#enfances #05 | finalement se perdre

très peu de souvenirs, très peu de souvenir tout court et très peu de souvenir d’émerveillement. j’ai beau me creuser la tête. l’enfance est tout du long blanche.

à la foire, certains manèges où ça transporte fort, les lumières, les couleurs, les cris.
les spectacles de rue. les fanfares, les majorettes, les paillettes.
le cirque. le ballet.
ces instants de déploiements des corps, pris ailleurs que dans la quotidienneté.

la surprise. la suspension, l’arrêt.

les moments de grand vent.

dans les ardennes, au château, une après-midi d’été, sur le toit du garage les enfants se déshabillent pour recueillir la pluie. ruissellement, bénédiction.

la découverte du cirque de Gavarnie, mes pleurs, ce profond sentiment de perte. ma vie qui bascule, dans cette conscience aiguë que ce qui compte là, pour moi, dans ce paysage grandiose, je n’ai aucun moyen de l’emporter avec moi.

certains paysages, donc, certains verts pris dans la chair des arbres, certains bleus dans la vapeur des cieux, certains silences, certains lointains où le regard se perd, s’accomplit. l’éternité rejointe, la nuit des temps (leçon de Gavarnie).

dans la rue, l’idée de dieu.

je pourrais avoir tout trop aimé et tout effacé. comme le cirque de Gavarnie : plutôt oublier, plutôt ne pas ressentir, que perdre.

l’insupportable de certaines pertes. l’effroyable nostalgie qu’elle entraîne.

l’émerveillement : ne pas vouloir que ça s’arrête. rester dans le trou du temps, rester dans l’éblouissement. dans cet arrachement du monde des mots, l’oubli.

indéfectible lien de l’émerveillement, la beauté, la perte.

vouloir plutôt mourir. très jeune, dès l’enfance.

A propos de véronique müller

même si je perds le fil, je m'en sors plutôt bien mal.

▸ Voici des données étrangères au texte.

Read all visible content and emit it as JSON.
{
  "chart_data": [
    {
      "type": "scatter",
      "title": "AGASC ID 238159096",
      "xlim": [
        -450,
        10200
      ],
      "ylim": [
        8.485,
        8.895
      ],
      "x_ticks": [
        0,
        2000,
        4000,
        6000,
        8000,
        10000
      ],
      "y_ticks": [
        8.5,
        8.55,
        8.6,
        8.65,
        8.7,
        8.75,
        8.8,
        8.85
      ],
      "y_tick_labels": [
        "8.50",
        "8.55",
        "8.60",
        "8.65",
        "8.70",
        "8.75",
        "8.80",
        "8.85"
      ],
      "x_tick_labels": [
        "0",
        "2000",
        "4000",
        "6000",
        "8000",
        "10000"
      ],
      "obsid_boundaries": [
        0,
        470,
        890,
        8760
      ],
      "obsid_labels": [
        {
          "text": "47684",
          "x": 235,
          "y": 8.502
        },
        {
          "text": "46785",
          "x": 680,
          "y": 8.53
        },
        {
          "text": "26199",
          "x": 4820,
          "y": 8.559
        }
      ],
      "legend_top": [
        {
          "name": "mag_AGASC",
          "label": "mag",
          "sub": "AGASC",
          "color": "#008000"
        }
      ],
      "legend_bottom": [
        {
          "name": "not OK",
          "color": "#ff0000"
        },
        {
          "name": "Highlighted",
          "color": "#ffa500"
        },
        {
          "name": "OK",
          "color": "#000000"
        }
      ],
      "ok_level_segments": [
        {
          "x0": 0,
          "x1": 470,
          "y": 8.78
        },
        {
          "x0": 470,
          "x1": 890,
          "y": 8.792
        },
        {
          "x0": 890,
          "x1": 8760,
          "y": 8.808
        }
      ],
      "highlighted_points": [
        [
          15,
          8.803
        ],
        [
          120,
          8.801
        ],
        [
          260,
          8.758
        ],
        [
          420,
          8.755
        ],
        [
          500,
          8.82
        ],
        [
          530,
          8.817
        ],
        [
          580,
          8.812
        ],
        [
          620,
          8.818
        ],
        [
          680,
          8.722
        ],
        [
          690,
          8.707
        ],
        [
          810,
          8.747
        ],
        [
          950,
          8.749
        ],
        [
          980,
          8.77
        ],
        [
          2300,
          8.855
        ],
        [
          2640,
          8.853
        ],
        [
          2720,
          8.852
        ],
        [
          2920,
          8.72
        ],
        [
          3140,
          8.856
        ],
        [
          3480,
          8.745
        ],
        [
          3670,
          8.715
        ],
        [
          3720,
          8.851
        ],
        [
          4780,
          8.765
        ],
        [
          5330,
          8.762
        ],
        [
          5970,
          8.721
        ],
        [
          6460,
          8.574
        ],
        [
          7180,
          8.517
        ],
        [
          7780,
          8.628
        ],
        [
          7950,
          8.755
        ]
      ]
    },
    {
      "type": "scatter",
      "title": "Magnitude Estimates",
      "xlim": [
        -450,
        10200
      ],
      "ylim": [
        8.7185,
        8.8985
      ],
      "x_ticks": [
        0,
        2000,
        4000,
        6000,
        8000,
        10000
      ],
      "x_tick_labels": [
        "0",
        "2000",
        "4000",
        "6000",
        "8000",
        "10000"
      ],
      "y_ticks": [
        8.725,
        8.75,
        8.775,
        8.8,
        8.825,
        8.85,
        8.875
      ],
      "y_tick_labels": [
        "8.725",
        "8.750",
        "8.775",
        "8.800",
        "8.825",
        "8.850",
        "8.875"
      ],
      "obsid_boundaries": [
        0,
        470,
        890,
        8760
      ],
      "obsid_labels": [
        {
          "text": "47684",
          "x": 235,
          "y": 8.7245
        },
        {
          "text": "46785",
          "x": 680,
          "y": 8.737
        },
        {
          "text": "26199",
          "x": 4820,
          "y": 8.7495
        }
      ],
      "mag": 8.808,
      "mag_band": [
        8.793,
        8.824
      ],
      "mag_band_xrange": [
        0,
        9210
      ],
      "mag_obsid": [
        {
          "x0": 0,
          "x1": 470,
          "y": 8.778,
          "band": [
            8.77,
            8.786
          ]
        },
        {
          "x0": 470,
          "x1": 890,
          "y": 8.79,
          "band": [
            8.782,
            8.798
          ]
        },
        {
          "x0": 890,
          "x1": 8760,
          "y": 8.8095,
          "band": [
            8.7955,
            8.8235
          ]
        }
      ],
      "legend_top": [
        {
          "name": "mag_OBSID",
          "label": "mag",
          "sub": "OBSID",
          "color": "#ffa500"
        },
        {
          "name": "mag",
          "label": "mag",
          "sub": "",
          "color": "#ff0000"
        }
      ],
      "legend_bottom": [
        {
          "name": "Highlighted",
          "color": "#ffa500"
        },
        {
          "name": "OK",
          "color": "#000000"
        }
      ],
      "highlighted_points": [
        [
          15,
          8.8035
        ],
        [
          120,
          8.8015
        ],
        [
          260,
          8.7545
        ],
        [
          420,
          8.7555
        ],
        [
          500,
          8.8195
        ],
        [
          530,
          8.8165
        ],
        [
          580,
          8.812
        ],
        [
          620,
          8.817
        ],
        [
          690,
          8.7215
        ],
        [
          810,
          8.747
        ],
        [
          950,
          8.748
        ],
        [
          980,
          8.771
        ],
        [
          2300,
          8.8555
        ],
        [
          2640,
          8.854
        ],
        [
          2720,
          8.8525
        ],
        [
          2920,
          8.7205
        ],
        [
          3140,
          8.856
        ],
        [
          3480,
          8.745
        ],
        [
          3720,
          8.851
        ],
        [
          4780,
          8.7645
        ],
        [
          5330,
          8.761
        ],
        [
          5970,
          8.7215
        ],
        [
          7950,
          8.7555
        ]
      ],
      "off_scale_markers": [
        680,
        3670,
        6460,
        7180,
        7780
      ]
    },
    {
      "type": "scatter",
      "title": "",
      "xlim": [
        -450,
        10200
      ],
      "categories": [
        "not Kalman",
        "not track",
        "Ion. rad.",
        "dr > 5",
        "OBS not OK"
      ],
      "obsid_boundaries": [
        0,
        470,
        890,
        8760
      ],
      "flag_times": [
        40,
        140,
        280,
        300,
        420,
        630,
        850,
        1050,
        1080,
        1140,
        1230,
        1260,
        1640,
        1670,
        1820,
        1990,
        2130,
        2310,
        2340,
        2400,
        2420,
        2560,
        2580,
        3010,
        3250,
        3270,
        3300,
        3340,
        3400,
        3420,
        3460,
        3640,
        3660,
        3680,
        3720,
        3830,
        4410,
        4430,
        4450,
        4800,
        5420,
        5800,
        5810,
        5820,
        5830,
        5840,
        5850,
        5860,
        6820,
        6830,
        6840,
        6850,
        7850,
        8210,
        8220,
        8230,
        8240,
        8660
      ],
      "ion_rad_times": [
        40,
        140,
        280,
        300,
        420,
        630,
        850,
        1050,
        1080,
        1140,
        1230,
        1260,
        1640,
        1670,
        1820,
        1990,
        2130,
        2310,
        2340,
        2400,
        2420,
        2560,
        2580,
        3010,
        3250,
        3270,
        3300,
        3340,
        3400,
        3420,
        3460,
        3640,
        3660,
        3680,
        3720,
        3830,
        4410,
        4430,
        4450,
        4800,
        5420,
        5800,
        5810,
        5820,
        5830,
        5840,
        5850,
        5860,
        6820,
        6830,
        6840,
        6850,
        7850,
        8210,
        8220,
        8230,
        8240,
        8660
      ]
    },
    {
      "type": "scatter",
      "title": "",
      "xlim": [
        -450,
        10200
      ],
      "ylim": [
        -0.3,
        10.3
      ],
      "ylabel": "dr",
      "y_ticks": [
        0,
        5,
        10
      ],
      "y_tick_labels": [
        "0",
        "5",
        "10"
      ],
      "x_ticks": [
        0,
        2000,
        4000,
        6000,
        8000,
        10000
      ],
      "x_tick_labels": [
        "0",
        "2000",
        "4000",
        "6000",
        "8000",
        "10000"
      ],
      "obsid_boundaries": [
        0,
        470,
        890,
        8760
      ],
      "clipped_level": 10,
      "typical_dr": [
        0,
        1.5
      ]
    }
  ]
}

6 commentaires à propos de “#enfances #05 | finalement se perdre”

  1. magnifique
    je lis et relis, passe de la 2 à la 10, dans l’ordre et dans le désordre
    une force là, incontestable, dans cette quête de quelque chose qui n’a que peu existé
    je te rejoins dans le paysage et dans la chair des arbres, je te rejoins dans le blanc de l’enfance tout du long
    je te rejoins aussi dans la perte, dans le désir de mourir jeune
    (je ne sais pas pourquoi mais je pense à Neige de printemps de Mishima)

  2. Merci Nathalie, merci Françoise !

    Chance Françoise que tu sois passée et m’ait dit ces mots… J’étais occupée à tout réécrire. Je vais donc récupérer ce texte et attendre un peu avant de le remplacer…
    Très heureuse !

  3. Ce texte entre impossible et ce que furent finalement les merveilles emporte, merci d’être aller y voir, j’aime les passages d’un paragraphe à l’autre, ils s’entraînent et ouvrent leur petits passages au minuscule par le grandiose de la conscience d’être à cet âge charnière de 11 ans, cette épiphanie est un cadeau de la vie, un cadeau à chérir,
    Merci,

  4. un déni qu’infirme ceci « dans les ardennes, au château, une après-midi d’été, sur le toit du garage les enfants se déshabillent pour recueillir la pluie. émerveillement, bénédiction. » etc…

    • Oui, vous avez tout à fait raison, Brigitte, merci. Je travaillais justement là-dessus. J’ai effacé cette question du déni. Ca me menait ailleurs. Même s’il y a une forme de déni possible a posteriori, après coup. Avoir la tentation de dire qu’il n’y rien eu pour ne pas souffrir d’avoir à le perdre. C’est quelque chose comme ça qui m’a frôlée dans ce souvenir revenu de Gavarnie, du choc de Gavarnie.